The Congressional Budget Office projects a price tag of $1 trillion over the next decade to pay for health insurance for the deliberately uninsured and others. Government predictions being what they are, the cost would undoubtedly be more — lots more — from the pockets of taxpayers.
The second point repeatedly raised by advocates of socialized medicine is the report that spuriously ranks the United States 37th out of 190 nations in terms of health care quality. We allegedly fall behind countries such as France (1), Cyprus (24), Canada (30) and Chile (33).
At the very least, we should question the source and criteria of the study that produced these health care rankings.
The report was issued by the World Health Organization, an agency of the indisputably political United Nations. Accepting WHO’s indictment at face value, one might wonder why droves of U.S. citizens aren’t beating a path to Cyprus or Chile for their insured gallbladder surgery and hernia repairs; and, conversely, why thousands travel to this country for health care instead of being treated at home.
WHO’s rankings are constructed from five weighted factors: Health Level (25 percent), Health Distribution (25 percent), Responsiveness (12.5 percent), Responsiveness Distribution (12.5 percent) and Financial Fairness (25 percent). As an example of how the numbers can be skewed, Health Level measures such things as life expectancy, which is affected by many factors. With homicides and vehicle fatalities excluded, life expectancy in the United States is the longest on earth. Likewise, Financial Fairness, rather than measuring care quality and delivery, assumes that all should pay the same amount, regardless of how much health care is used. The criteria are slanted to reward uniformity of socialized health care, independent of the actual care.

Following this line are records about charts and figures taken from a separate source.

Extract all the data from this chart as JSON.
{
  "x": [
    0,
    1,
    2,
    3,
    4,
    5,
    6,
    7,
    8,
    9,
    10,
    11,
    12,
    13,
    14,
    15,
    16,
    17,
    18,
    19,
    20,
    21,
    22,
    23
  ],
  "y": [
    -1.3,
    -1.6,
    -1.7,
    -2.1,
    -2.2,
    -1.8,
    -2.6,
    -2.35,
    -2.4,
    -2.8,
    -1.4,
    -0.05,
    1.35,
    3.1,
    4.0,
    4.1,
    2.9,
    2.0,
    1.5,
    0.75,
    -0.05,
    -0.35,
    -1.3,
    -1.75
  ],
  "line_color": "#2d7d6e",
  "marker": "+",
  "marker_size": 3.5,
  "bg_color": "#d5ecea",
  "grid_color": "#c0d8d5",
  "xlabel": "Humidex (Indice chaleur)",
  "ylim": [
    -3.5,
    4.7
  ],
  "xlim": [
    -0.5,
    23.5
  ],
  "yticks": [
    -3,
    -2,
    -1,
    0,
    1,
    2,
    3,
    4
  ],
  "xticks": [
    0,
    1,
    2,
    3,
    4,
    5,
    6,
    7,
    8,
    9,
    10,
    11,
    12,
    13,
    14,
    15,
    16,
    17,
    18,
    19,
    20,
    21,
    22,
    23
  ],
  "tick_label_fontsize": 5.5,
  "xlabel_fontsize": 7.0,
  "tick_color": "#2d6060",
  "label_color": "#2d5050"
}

Some of us are eager to believe that we can get something for nothing, but there is no free lunch, anywhere, under any system. Others believe that if we “spread the burden,” our own share of the cost will be less; but in practice, that only drives the cost upward, as there is no disincentive for running to the doctor for minor conditions that eventually would resolve on their own.
Overburdened and underpaid, good doctors will become scarcer. The end result will be rationed care and long waits, as the Canadian doctors who fled to the United States during the “brain drain” of the mid-1990s can attest.
Behind every collectivist plan is force. Bad ideas may be cloaked in jargon and half-truths to make them more palatable, but there is no side-stepping this fact: If you support universal health care, you accept the idea that your need entitles you to somebody else’s property. In short, you regard them as slaves to be sacrificed to your own ends. Be sure to share your thoughts with your elected representatives if you think otherwise.